Ernest Goldberger describes the last days of the Gunskirchen concentration camp and the days that immediately followed liberation.

Ernest Goldberg grew up in Transylvania in the city of Huedin, Romania amongst a Jewish population of about 150 000. Ernest was born to a big and well off family with father Edmund, mother Bertha, two older brothers, Oscar & Tibor, two younger brothers, Bernat & Bernard, and the youngest, their sister, Judy. The family owned a clothing manufacturing business focusing on rainwear.

Ernest remembers peaceful childhood years with the six siblings playing with neighbors, both Jewish and non-Jewish. Life began to change as the Second World War became imminent. Their business could only be run with gentile partnership. Romanians were still friendly towards the Jewish community, with the exception of Goga’s short regime, more so than the Hungarians. As Transylvania, previously under Romanian leadership, was given back to Hungary in 1941, Ernest’s father sold their business and moved the family to Budapest. Not long later, the father and sons were conscripted to labour camps one after the other by their birth year. A considerate commander allowed Ernest’s father, and two of his brothers, Tibor and Bernie, to work in one unit together, and Ernest was able to visit his mother and sister with a special pass. Soon after, they were moved to the Engerau camp and lost contact with the mother and sister.

From Engerau to Mauthyausen to Gunskirchen, they were moved from one concentration camp to another as Russian and American forces closed in with each camp worse than the last. They had to survive with very little food, resorting to bread crumbs, chewed away bones and grass, unhygienic conditions, and dreading sickness. Those that were sick or were the last in the row to march were shot on the spot. Listening to their father’s advice and taking care of each other, Ernest knows he could not have survived had he been alone.

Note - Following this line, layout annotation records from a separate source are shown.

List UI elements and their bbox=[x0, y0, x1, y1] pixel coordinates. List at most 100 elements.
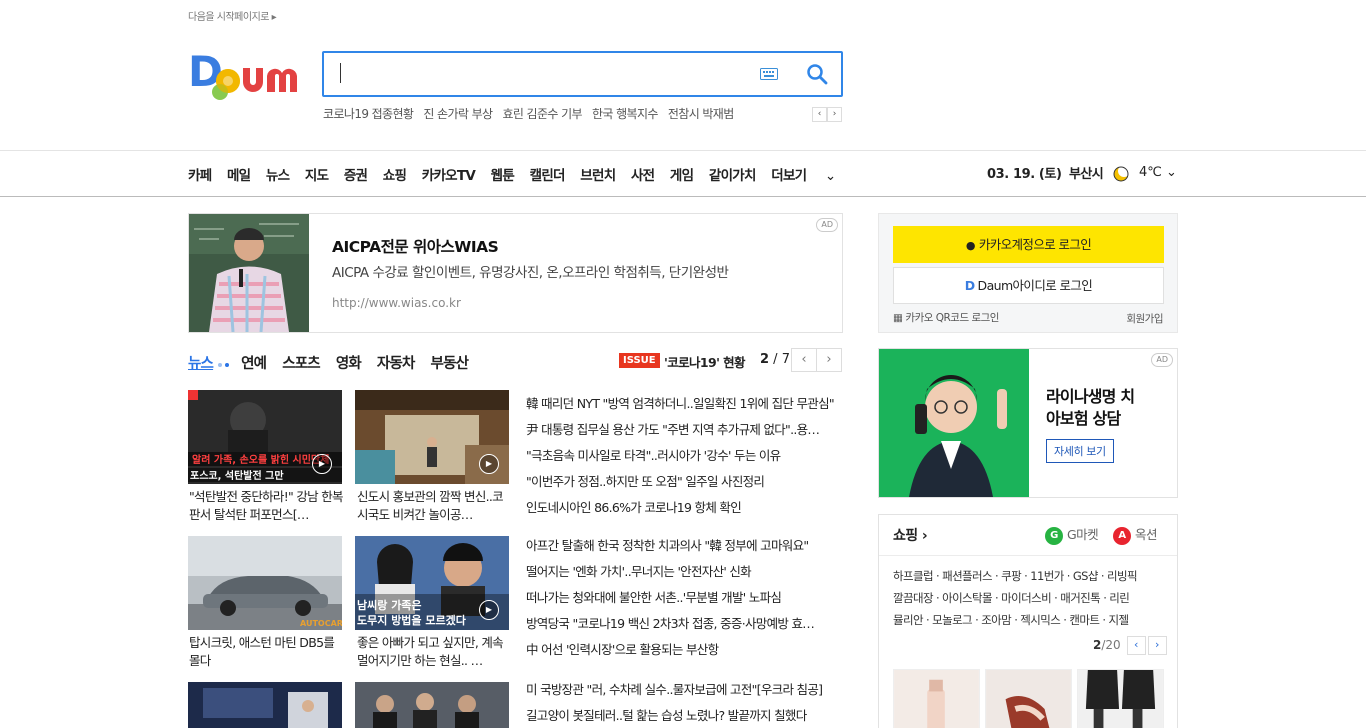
tab-news[interactable]: 뉴스 bbox=[188, 356, 214, 372]
headline-item[interactable]: "이번주가 정점..하지만 또 오점" 일주일 사진정리 bbox=[526, 469, 846, 495]
headline-item[interactable]: 인도네시아인 86.6%가 코로나19 항체 확인 bbox=[526, 495, 846, 521]
tab-sports[interactable]: 스포츠 bbox=[282, 356, 320, 372]
nav-item-kakaotv[interactable]: 카카오TV bbox=[422, 168, 476, 184]
trending-keywords: 코로나19 접종현황 진 손가락 부상 효린 김준수 기부 한국 행복지수 전참시 박재… bbox=[323, 105, 744, 122]
ad-url[interactable]: http://www.wias.co.kr bbox=[332, 296, 461, 310]
ad-badge: AD bbox=[816, 218, 838, 232]
auction-link[interactable]: A 옥션 bbox=[1113, 524, 1158, 545]
weather-city[interactable]: 부산시 bbox=[1069, 163, 1104, 182]
headline-item[interactable]: 길고양이 봇질테러..털 핥는 습성 노렸나? 발끝까지 칠했다 bbox=[526, 703, 846, 728]
gmarket-link[interactable]: G G마켓 bbox=[1045, 524, 1099, 545]
tab-entertainment[interactable]: 연예 bbox=[241, 356, 267, 372]
headline-item[interactable]: 방역당국 "코로나19 백신 2차3차 접종, 중증·사망예방 효… bbox=[526, 611, 846, 637]
tab-car[interactable]: 자동차 bbox=[377, 356, 415, 372]
shopping-prev-button[interactable]: ‹ bbox=[1126, 636, 1146, 655]
page-current: 2 bbox=[760, 352, 770, 367]
text-cursor bbox=[340, 63, 341, 83]
issue-badge: ISSUE bbox=[619, 353, 660, 368]
search-box[interactable] bbox=[322, 51, 843, 97]
officials-photo bbox=[355, 682, 509, 728]
play-icon: ▶ bbox=[479, 454, 499, 474]
issue-prev-button[interactable]: ‹ bbox=[791, 348, 817, 372]
issue-next-button[interactable]: › bbox=[816, 348, 842, 372]
issue-topic[interactable]: '코로나19' 현황 bbox=[664, 352, 746, 371]
nav-item-news[interactable]: 뉴스 bbox=[266, 168, 290, 184]
insurance-ad[interactable]: AD 라이나생명 치 아보험 상담 자세히 보기 bbox=[878, 348, 1178, 498]
trending-prev-button[interactable]: ‹ bbox=[812, 107, 827, 122]
tab-realestate[interactable]: 부동산 bbox=[431, 356, 469, 372]
search-icon[interactable] bbox=[806, 63, 828, 85]
gmarket-icon: G bbox=[1045, 526, 1063, 545]
nav-item-shopping[interactable]: 쇼핑 bbox=[383, 168, 407, 184]
news-thumbnail-caption[interactable]: 좋은 아빠가 되고 싶지만, 계속 멀어지기만 하는 현실.. … bbox=[357, 634, 513, 670]
nav-item-webtoon[interactable]: 웹툰 bbox=[491, 168, 515, 184]
news-thumbnail-caption[interactable]: 탑시크릿, 애스턴 마틴 DB5를 몰다 bbox=[189, 634, 345, 670]
trending-next-button[interactable]: › bbox=[827, 107, 842, 122]
ad-title[interactable]: AICPA전문 위아스WIAS bbox=[332, 235, 499, 257]
headline-item[interactable]: 떠나가는 청와대에 불안한 서촌..'무분별 개발' 노파심 bbox=[526, 585, 846, 611]
trending-keyword[interactable]: 전참시 박재범 bbox=[668, 107, 734, 121]
signup-link[interactable]: 회원가입 bbox=[1126, 311, 1163, 326]
daum-logo[interactable]: D bbox=[188, 48, 306, 100]
news-thumbnail-caption[interactable]: "석탄발전 중단하라!" 강남 한복판서 탈석탄 퍼포먼스[… bbox=[189, 488, 345, 524]
auction-icon: A bbox=[1113, 526, 1131, 545]
temperature[interactable]: 4℃ ⌄ bbox=[1139, 165, 1177, 180]
trending-keyword[interactable]: 효린 김준수 기부 bbox=[502, 107, 582, 121]
nav-item-cafe[interactable]: 카페 bbox=[188, 168, 212, 184]
shopping-title-link[interactable]: 쇼핑 › bbox=[893, 525, 928, 545]
trending-keyword[interactable]: 한국 행복지수 bbox=[592, 107, 658, 121]
shopping-next-button[interactable]: › bbox=[1147, 636, 1167, 655]
gmarket-label: G마켓 bbox=[1067, 527, 1099, 542]
shopping-pager: 2/20 ‹ › bbox=[1093, 636, 1167, 655]
nav-item-dictionary[interactable]: 사전 bbox=[631, 168, 655, 184]
trending-keyword[interactable]: 진 손가락 부상 bbox=[423, 107, 493, 121]
keyboard-icon[interactable] bbox=[760, 68, 778, 80]
headline-item[interactable]: 中 어선 '인력시장'으로 활용되는 부산항 bbox=[526, 637, 846, 663]
nav-item-together[interactable]: 같이가치 bbox=[709, 168, 757, 184]
nav-item-brunch[interactable]: 브런치 bbox=[580, 168, 616, 184]
nav-item-map[interactable]: 지도 bbox=[305, 168, 329, 184]
set-homepage-link[interactable]: 다음을 시작페이지로 ▸ bbox=[188, 8, 277, 23]
qr-code-icon: ▦ bbox=[893, 312, 903, 324]
news-thumbnail[interactable] bbox=[355, 682, 509, 728]
trending-keyword[interactable]: 코로나19 접종현황 bbox=[323, 107, 414, 121]
news-thumbnail[interactable]: 남씨랑 가족은 도무지 방법을 모르겠다 ▶ bbox=[355, 536, 509, 630]
ad-description[interactable]: AICPA 수강료 할인이벤트, 유명강사진, 온,오프라인 학점취득, 단기완… bbox=[332, 261, 729, 281]
kakao-login-button[interactable]: ● 카카오계정으로 로그인 bbox=[893, 226, 1164, 263]
news-thumbnail-caption[interactable]: 신도시 홍보관의 깜짝 변신..코시국도 비켜간 놀이공… bbox=[357, 488, 513, 524]
headline-item[interactable]: 尹 대통령 집무실 용산 가도 "주변 지역 추가규제 없다"..용… bbox=[526, 417, 846, 443]
shopping-links: 하프클럽 · 패션플러스 · 쿠팡 · 11번가 · GS샵 · 리빙픽 깔끔대… bbox=[893, 565, 1165, 631]
shopping-links-row[interactable]: 뮬리안 · 모놀로그 · 조아맘 · 젝시믹스 · 캔마트 · 지젤 bbox=[893, 609, 1165, 631]
news-thumbnail[interactable] bbox=[188, 682, 342, 728]
kakao-login-label: 카카오계정으로 로그인 bbox=[978, 237, 1092, 252]
nav-item-mail[interactable]: 메일 bbox=[227, 168, 251, 184]
divider bbox=[879, 555, 1177, 556]
headline-list: 미 국방장관 "러, 수차례 실수..물자보급에 고전"[우크라 침공] 길고양… bbox=[526, 677, 846, 728]
qr-login-link[interactable]: ▦ 카카오 QR코드 로그인 bbox=[893, 310, 999, 325]
product-image[interactable] bbox=[985, 669, 1072, 728]
product-image[interactable] bbox=[1077, 669, 1164, 728]
news-thumbnail[interactable]: 알려 가족, 손오를 밝힌 시민단체 포스코, 석탄발전 그만 ▶ bbox=[188, 390, 342, 484]
headline-item[interactable]: 韓 때리던 NYT "방역 엄격하더니..일일확진 1위에 집단 무관심" bbox=[526, 391, 846, 417]
car-photo: AUTOCAR bbox=[188, 536, 342, 630]
login-box: ● 카카오계정으로 로그인 D Daum아이디로 로그인 ▦ 카카오 QR코드 로그인… bbox=[878, 213, 1178, 333]
news-thumbnail[interactable]: ▶ bbox=[355, 390, 509, 484]
news-thumbnail[interactable]: AUTOCAR bbox=[188, 536, 342, 630]
product-image[interactable] bbox=[893, 669, 980, 728]
daum-login-button[interactable]: D Daum아이디로 로그인 bbox=[893, 267, 1164, 304]
nav-item-game[interactable]: 게임 bbox=[670, 168, 694, 184]
shopping-links-row[interactable]: 깔끔대장 · 아이스탁몰 · 마이더스비 · 매거진톡 · 리린 bbox=[893, 587, 1165, 609]
ad-details-button[interactable]: 자세히 보기 bbox=[1046, 439, 1114, 463]
headline-item[interactable]: 아프간 탈출해 한국 정착한 치과의사 "韓 정부에 고마워요" bbox=[526, 533, 846, 559]
nav-item-stock[interactable]: 증권 bbox=[344, 168, 368, 184]
ad-model-image bbox=[879, 349, 1029, 497]
headline-item[interactable]: 떨어지는 '엔화 가치'..무너지는 '안전자산' 신화 bbox=[526, 559, 846, 585]
nav-item-calendar[interactable]: 캘린더 bbox=[530, 168, 566, 184]
nav-item-more[interactable]: 더보기 ⌄ bbox=[771, 168, 851, 184]
headline-item[interactable]: "극초음속 미사일로 타격"..러시아가 '강수' 두는 이유 bbox=[526, 443, 846, 469]
ad-title[interactable]: 라이나생명 치 아보험 상담 bbox=[1046, 386, 1135, 430]
shopping-links-row[interactable]: 하프클럽 · 패션플러스 · 쿠팡 · 11번가 · GS샵 · 리빙픽 bbox=[893, 565, 1165, 587]
ad-banner[interactable]: AD AICPA전문 위아스WIAS AICPA 수강료 할인이벤트, 유명강사… bbox=[188, 213, 843, 333]
tab-movie[interactable]: 영화 bbox=[336, 356, 362, 372]
headline-item[interactable]: 미 국방장관 "러, 수차례 실수..물자보급에 고전"[우크라 침공] bbox=[526, 677, 846, 703]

They were liberated as Americans closed in on Gunskirchen. Survival after liberation was also a challenge. Many had perished just from trying to relieve their starvation far too quickly before their stomachs adjusted to food. When they returned to Budapest, they had lost their home to a Nazi officer, but found their mother and sister alive and well. Ernest’s mother and sister were fortunate to survive the ghetto with the aid of a gentile lady who hid them in their house. Ernest’s youngest brother also managed to return from the camp. Ernest’s oldest brother never returned.

In 1949, the family migrated to Canada with the help of their sister who found work as a maid, and eventually, they opened a manufacturing business. Ernest was father to 3 sons with his wife, Barbara, another survivor he met in Toronto. Ernest passed away on February 2nd of 2009 and his full testimony is part of the Canadian Collection of Holocaust survivor testimonies. It is preserved in the USC Shoah Foundation’s Visual History Archive and accessible through the Ekstein Library.

Ernest Goldberger

It’s all miracles how these things happened. There is no rhyme or reason for it. Who survived, how you survived, it’s just miracles nothing else.